The Inferno

Category A: Third Place (2024) Monash Short Story Writing Competition
Author: Shiven Rewal

I watch in horror as the bonfire lights up the dark of night and illuminates the streets of my Berlin neighbourhood. My nostrils fill with the heavy scent of smoke and burnt paper. The angry mob cheers each time something is thrown into the fire pushing the flames higher. Tonight, the youth wing is leading the destruction of texts that are deemed unworthy of the new Germany. I see students shout and scream as they throw piles of books into the fire.  I am mortified to see that many are my very own classmates. 

The same ones who, a few weeks ago, forced me to eat a pork sausage to prove that I was who I said I was. A forged identity document had allowed me to continue my schooling relatively unnoticed. But my dietary habits had raised suspicions and soon I was the subject of a whisper campaign. This had not gone unnoticed by some in my class who had signed up with the youth wing of the Nazi Party.

Among them was my friend Dieter. He was the one who convinced me to come out tonight and join the protest to which I reluctantly agreed thinking this would demonstrate that I was a good German. But only now did I realise the terrible turn of events that were taking place in front of me.

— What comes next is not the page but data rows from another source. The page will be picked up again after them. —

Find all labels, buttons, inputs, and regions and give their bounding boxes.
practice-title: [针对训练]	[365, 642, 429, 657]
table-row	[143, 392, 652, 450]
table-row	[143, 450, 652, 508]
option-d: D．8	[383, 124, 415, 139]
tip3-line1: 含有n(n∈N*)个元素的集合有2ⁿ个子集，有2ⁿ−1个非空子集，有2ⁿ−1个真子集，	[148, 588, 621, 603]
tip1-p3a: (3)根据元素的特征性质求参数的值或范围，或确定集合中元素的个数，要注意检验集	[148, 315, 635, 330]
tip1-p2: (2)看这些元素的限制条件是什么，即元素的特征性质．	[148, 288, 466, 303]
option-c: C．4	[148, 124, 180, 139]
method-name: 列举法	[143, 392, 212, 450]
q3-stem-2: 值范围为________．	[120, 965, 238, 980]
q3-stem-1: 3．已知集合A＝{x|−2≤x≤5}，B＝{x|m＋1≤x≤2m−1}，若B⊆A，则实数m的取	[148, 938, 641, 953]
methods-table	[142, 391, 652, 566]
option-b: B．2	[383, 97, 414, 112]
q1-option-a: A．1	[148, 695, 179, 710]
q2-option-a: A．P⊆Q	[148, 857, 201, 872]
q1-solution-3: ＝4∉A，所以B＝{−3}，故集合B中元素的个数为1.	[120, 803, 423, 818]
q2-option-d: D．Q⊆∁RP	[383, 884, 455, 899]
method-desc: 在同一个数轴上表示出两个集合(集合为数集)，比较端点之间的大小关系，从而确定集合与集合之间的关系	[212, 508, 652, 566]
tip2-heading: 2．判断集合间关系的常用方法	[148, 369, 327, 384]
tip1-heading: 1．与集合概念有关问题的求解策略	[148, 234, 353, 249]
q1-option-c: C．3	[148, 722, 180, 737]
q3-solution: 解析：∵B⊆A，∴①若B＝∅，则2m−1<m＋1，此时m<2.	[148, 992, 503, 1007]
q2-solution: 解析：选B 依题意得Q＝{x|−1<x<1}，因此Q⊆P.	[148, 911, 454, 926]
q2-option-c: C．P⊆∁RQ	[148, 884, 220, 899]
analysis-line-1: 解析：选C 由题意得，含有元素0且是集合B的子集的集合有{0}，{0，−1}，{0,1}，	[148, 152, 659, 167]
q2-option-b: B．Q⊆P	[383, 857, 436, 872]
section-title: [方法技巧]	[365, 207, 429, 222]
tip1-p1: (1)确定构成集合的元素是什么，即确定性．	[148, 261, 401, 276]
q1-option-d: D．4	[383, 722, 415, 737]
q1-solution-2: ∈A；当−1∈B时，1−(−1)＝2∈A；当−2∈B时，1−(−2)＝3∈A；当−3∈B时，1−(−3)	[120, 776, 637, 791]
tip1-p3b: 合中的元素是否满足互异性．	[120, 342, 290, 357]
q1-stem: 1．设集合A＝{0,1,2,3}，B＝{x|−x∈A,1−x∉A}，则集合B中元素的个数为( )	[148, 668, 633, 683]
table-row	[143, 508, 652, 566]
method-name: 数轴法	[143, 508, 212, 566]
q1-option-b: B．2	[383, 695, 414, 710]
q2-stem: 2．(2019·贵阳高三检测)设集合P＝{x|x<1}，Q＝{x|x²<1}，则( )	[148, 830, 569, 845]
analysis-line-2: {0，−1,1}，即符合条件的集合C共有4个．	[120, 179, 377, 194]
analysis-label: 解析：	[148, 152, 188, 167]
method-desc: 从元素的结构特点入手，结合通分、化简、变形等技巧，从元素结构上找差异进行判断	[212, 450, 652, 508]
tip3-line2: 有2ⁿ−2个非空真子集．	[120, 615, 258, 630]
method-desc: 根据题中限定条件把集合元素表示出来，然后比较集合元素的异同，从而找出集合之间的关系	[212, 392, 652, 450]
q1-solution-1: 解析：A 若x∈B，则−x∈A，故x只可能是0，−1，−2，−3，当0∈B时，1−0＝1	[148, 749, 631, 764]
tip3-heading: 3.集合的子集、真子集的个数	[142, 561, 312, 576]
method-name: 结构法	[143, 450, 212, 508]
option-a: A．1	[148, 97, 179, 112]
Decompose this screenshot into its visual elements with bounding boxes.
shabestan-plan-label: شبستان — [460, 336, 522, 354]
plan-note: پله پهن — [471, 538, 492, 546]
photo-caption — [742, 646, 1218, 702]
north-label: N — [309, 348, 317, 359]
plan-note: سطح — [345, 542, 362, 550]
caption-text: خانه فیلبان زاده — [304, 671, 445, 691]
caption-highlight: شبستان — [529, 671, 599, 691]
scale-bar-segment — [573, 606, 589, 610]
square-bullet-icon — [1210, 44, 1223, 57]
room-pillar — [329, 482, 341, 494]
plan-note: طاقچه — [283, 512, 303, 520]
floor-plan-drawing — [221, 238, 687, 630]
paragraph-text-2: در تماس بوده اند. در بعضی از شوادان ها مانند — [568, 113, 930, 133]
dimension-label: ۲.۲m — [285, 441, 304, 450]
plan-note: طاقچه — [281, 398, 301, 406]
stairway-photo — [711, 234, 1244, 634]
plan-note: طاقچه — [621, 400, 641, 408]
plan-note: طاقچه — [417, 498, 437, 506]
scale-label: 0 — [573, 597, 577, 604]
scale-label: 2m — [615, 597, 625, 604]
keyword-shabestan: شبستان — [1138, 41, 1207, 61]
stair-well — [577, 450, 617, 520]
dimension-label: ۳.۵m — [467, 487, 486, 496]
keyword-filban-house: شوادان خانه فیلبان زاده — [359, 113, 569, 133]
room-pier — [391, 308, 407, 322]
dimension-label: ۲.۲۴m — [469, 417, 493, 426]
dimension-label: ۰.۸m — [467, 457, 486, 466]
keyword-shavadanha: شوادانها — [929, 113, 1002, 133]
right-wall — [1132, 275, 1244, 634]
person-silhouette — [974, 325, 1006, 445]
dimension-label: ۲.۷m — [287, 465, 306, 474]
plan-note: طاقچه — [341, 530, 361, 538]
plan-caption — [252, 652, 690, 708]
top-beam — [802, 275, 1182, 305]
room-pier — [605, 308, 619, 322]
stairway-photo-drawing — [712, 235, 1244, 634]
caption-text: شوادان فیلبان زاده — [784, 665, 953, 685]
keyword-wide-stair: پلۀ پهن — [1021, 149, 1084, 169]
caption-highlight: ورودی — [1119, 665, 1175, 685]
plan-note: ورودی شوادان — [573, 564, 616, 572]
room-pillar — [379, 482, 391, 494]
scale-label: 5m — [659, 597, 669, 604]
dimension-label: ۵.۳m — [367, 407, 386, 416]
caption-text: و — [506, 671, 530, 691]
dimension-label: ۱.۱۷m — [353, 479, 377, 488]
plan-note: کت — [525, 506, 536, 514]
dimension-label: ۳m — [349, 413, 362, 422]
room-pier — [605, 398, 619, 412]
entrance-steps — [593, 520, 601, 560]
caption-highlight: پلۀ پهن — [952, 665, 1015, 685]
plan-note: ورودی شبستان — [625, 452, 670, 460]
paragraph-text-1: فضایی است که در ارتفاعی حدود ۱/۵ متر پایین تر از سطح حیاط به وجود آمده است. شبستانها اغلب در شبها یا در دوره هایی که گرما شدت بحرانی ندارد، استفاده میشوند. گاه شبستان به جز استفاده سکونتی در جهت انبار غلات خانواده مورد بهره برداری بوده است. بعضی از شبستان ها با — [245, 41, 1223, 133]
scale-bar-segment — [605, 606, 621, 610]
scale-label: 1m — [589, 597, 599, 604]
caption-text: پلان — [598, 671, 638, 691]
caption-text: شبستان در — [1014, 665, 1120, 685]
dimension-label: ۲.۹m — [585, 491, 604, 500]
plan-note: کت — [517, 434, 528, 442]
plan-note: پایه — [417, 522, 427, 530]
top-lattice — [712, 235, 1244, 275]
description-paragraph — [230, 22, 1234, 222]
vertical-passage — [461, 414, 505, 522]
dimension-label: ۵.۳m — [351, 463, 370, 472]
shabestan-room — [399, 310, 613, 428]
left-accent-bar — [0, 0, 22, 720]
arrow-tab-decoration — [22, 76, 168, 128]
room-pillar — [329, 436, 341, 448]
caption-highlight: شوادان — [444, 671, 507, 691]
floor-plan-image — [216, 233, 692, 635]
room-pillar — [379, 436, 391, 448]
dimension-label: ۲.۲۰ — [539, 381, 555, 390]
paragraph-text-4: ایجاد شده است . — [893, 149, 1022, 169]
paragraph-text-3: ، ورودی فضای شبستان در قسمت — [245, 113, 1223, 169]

I stood in silence witnessing the destruction.

Not only had the new regime singled-out my people, segregated us, seized our assets and forcibly separated our families, they were now hell-bent on destroying our literature, sacred texts, paintings and sculptures, everything that celebrated us as a people. I watched on, as item after item, was thrown into the fire. They had plundered the town hall, museum and library in search for anything they could use to feed the fire. Its flames devoured everything thrown to them and remained hungry for more.

Through the commotion, my eye caught the sight of the tall blond-haired boy who had stepped onto the podium. It was Dieter and he said some horrible things before ferociously kicking more books into the flames.

“Für den Führer!” he shouted his voice echoing across the square, ricochetting off the brick walls and into my ears. I pressed my palms into my ears, but I still can’t get his voice out of my head. I ran back home and wept at the destruction of our culture that I had borne witness to.

Not long after, my family left Germany – the writing was on the wall and we had to leave if we wanted to live. Much worse was to come: the pogrom and then the war. The events of that night haunt me to this day. But they also led to a fierce determination to write extensively and to put words to paper. I do this because our voices matter and because even if we cease to exist then at least somewhere we will live on through the pages of my books.